The Other Side of Working in Uganda

Many of you tell us you have been keeping up with our posts so for those of you who have, you will know we have tried to mix up the things we've posted. We have funny posts, descriptions of Ugandan life and lots of birth stories. It is only now that I feel like I can post on my reflections on the harder side of working in the free hospital in an undeveloped country (if you like that term)in a major city.

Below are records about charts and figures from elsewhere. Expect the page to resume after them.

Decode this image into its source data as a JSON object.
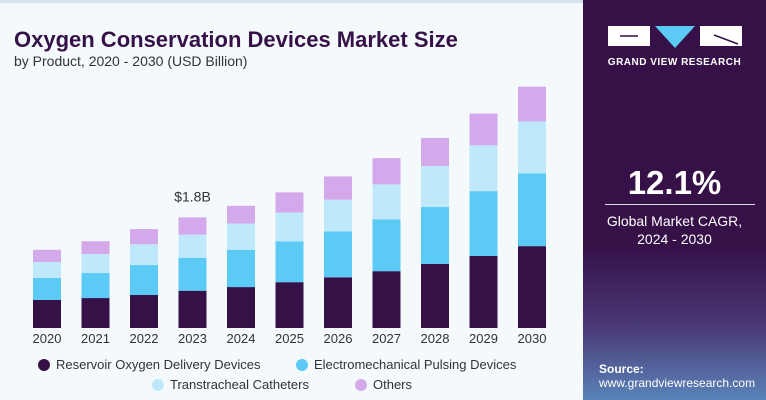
{
  "header": {
    "title": "Oxygen Conservation Devices Market Size",
    "subtitle": "by Product, 2020 - 2030 (USD Billion)"
  },
  "panel": {
    "brand": "GRAND VIEW RESEARCH",
    "cagr": "12.1%",
    "cagr_label_1": "Global Market CAGR,",
    "cagr_label_2": "2024 - 2030",
    "source_label": "Source:",
    "source_url": "www.grandviewresearch.com"
  },
  "colors": {
    "reservoir": "#361148",
    "electro": "#5bcbf5",
    "trans": "#bfe9fa",
    "others": "#d4a9ec"
  },
  "chart_data": {
    "type": "bar",
    "stacked": true,
    "title": "Oxygen Conservation Devices Market Size",
    "subtitle": "by Product, 2020 - 2030 (USD Billion)",
    "categories": [
      "2020",
      "2021",
      "2022",
      "2023",
      "2024",
      "2025",
      "2026",
      "2027",
      "2028",
      "2029",
      "2030"
    ],
    "series": [
      {
        "name": "Reservoir Oxygen Delivery Devices",
        "key": "reservoir",
        "values": [
          0.46,
          0.49,
          0.54,
          0.61,
          0.67,
          0.75,
          0.83,
          0.93,
          1.05,
          1.18,
          1.34
        ]
      },
      {
        "name": "Electromechanical Pulsing Devices",
        "key": "electro",
        "values": [
          0.36,
          0.41,
          0.49,
          0.54,
          0.61,
          0.67,
          0.75,
          0.85,
          0.93,
          1.06,
          1.19
        ]
      },
      {
        "name": "Transtracheal Catheters",
        "key": "trans",
        "values": [
          0.26,
          0.31,
          0.34,
          0.38,
          0.43,
          0.47,
          0.52,
          0.57,
          0.67,
          0.75,
          0.85
        ]
      },
      {
        "name": "Others",
        "key": "others",
        "values": [
          0.2,
          0.21,
          0.25,
          0.28,
          0.29,
          0.33,
          0.38,
          0.43,
          0.46,
          0.52,
          0.57
        ]
      }
    ],
    "annotations": [
      {
        "category": "2023",
        "text": "$1.8B"
      }
    ],
    "ylim": [
      0,
      4.2
    ],
    "grid": false,
    "legend": "bottom"
  }
}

Birth here for the most part happens well, narcotic free, and both mother and baby are okay - particularly in Ward 14 where we work. This ward is considered low risk and it is staffed exclusively by midwives. There is no obstetrician, no operating room and no pain medication. We have worked for 6 weeks without instruments and often we do not have supplies first thing in the morning (with shift change). But since we travel with our basic supplies (gloves, medication etc...) it is rare that the what we need is not available at all (its more likely they are in safe keeping for a "real" emergency).

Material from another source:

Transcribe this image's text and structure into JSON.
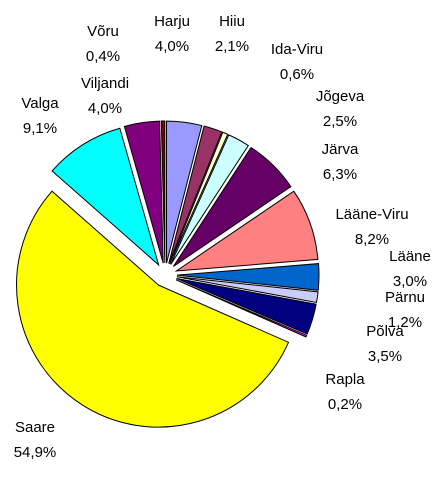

Sometime though, this isn't the case. Like the day we walked in to the high risk labour room and a mother, who had bled for hours after delivery, took her last breaths. Sarah and Cathy had the same blood type and offered to do a transfusion but it was too late. I wrapped her baby while the rest of our team helped with the mom. Minutes later we could hear the yells of the family outside - which continued for what felt like hours. Someone commented that luckily the baby was a boy - if not the family might have chosen not to take the baby home.

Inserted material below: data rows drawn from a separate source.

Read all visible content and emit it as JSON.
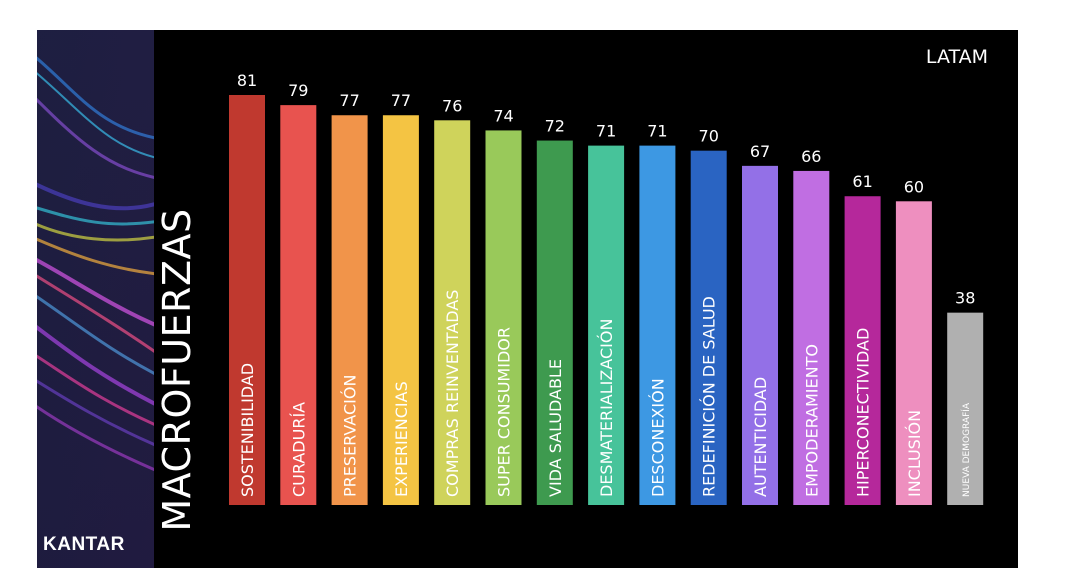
{
  "brand": {
    "logo_text": "KANTAR"
  },
  "region_label": "LATAM",
  "chart_data": {
    "type": "bar",
    "title": "MACROFUERZAS",
    "categories": [
      "SOSTENIBILIDAD",
      "CURADURÍA",
      "PRESERVACIÓN",
      "EXPERIENCIAS",
      "COMPRAS REINVENTADAS",
      "SUPER CONSUMIDOR",
      "VIDA SALUDABLE",
      "DESMATERIALIZACIÓN",
      "DESCONEXIÓN",
      "REDEFINICIÓN DE SALUD",
      "AUTENTICIDAD",
      "EMPODERAMIENTO",
      "HIPERCONECTIVIDAD",
      "INCLUSIÓN",
      "NUEVA DEMOGRAFÍA"
    ],
    "values": [
      81,
      79,
      77,
      77,
      76,
      74,
      72,
      71,
      71,
      70,
      67,
      66,
      61,
      60,
      38
    ],
    "colors": [
      "#c0392f",
      "#e8534f",
      "#f1944a",
      "#f4c443",
      "#cfd35b",
      "#99c95a",
      "#3e9a4f",
      "#47c39a",
      "#3d98e3",
      "#2a64c2",
      "#9370e7",
      "#c06ee2",
      "#b5289b",
      "#ee8fbf",
      "#b0b0b0"
    ],
    "xlabel": "",
    "ylabel": "",
    "grid": false,
    "legend": "none"
  }
}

The next day Tina and I went to rounds and both of us felt the impact of hearing that the mother's death could have been prevented. Perhaps earlier action? but at the very least just getting her a blood transfusion (the hospital was out of her blood type). This would not have happened at home.

The other part of our work that I find most troubling is seeing babies born to ill (e.g. malaria in pregnancy) or malnourished moms. In our country again this normally doesn't happen. Where it does, a care provider often will have "caught" the problem and supports can be put in place. Here there is no one who is consistently able to help other than family, if they can afford it, and it seems most women coming to the busy free hospital are from families who are not able to help.

One recent example is Fatima's baby. He was born earlier this week and Tina and I happened to be hanging around for the birth - another medical student was catching. When he was delivered he needed to be resucitated and had many other problems. The next day we found out he needed an ultrasound that the mother could not afford. So Tina and I paid 10,000 shillings ($5 USD) and he is now being referred to a specialist. If the specialist recommends follow-up tests or surgery what will happen to that baby? Will the family be able to afford to get him care?

The reality here is much different in many ways and yet the experience of birth in Uganda has touched me not only in these ways but in the same way birth does at home. The strength of the women and their resilience is truly inspiring. Each birth brings learning to my life, joy to my heart and peace to my soul. I hope in some way the moms and midwives I worked with in my time here understand how much they have given me and I hope I have helped in some little way to make their journey better.